Responding to the news, Vinny Smith, Chief Executive of Meningitis Research Foundation (MRF) said, “We are delighted to see Trumenba licensed in Europe for individuals 10 years of age and older. Meningococcal B infection has for decades been the largest cause of life-threatening meningitis in the UK. Introducing the Bexsero vaccine for babies in 2015 was a major step forward. Having Trumenba licenced by the European Medicines Agency (EMA) is another positive step forward. It means that it will likely only be a matter of months before the vaccine can go on sale in Europe. It is important to have multiple tools at our disposal to combat this disease and time will tell how each vaccine can play its part in helping us to defeat MenB.”
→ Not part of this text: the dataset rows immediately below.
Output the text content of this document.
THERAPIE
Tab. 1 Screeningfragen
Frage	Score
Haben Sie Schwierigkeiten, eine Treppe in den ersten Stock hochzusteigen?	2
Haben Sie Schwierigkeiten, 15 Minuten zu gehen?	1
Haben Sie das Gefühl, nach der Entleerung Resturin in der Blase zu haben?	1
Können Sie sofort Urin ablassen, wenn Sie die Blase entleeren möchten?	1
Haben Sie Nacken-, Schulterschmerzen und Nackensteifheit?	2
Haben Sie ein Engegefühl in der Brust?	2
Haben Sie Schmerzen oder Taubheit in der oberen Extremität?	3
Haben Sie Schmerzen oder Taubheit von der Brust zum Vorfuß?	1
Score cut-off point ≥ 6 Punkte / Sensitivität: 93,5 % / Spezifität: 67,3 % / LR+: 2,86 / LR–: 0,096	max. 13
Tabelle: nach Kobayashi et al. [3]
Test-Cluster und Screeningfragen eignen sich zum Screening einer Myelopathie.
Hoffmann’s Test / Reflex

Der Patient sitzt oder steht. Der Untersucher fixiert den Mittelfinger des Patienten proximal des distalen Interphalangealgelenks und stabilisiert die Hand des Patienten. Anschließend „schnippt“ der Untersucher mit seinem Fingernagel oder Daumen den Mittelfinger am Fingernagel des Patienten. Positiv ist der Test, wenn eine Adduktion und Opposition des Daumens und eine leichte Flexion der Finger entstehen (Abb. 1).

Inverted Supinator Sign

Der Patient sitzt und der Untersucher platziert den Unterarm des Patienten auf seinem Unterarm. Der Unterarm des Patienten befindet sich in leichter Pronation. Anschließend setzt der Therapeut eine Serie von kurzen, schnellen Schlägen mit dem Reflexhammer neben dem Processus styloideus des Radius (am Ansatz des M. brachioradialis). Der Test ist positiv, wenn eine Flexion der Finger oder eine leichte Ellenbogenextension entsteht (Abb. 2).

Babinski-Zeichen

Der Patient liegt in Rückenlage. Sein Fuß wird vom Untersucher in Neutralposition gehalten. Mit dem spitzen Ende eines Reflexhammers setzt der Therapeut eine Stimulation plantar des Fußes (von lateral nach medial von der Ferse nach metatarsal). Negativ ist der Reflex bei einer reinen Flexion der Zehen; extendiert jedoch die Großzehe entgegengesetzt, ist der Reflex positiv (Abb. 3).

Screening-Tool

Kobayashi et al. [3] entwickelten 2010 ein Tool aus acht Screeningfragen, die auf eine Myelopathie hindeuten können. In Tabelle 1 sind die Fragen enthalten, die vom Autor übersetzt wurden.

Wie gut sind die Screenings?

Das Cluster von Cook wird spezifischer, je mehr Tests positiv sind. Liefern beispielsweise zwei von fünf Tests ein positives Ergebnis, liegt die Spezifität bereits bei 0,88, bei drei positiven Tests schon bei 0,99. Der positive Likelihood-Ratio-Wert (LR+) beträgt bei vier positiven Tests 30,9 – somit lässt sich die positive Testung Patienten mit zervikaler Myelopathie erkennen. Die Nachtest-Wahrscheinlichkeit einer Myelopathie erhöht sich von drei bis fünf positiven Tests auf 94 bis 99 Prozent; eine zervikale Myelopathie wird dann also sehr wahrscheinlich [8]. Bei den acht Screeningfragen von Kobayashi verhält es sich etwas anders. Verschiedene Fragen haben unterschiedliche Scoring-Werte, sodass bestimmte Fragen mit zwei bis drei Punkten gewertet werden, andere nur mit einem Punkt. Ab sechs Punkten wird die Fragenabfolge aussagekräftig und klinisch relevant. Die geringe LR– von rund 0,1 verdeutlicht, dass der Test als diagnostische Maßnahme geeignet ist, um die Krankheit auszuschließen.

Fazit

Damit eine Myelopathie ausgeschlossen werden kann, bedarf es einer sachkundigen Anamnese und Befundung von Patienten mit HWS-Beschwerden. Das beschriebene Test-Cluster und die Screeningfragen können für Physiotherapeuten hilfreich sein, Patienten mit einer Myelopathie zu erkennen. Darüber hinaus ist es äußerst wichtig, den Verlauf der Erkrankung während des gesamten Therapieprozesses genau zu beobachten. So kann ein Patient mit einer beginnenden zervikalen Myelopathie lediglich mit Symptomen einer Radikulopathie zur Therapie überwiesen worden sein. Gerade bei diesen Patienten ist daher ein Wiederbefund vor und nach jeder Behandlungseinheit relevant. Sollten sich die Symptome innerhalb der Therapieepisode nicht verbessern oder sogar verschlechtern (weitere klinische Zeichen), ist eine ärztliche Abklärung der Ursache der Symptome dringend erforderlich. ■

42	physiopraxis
Early symptoms can be misinterpreted as the flu, but meningococcal disease can lead to death within 24 hours. Despite antibiotic treatment, 10 to 15 percent of people with meningococcal disease will die. Of those adolescents who survive, three in five experience significant physical and mental disabilities. Adolescents remain a very important group for vaccination, as up to a quarter may be asymptomatic carriers of Neisseria meningitidis.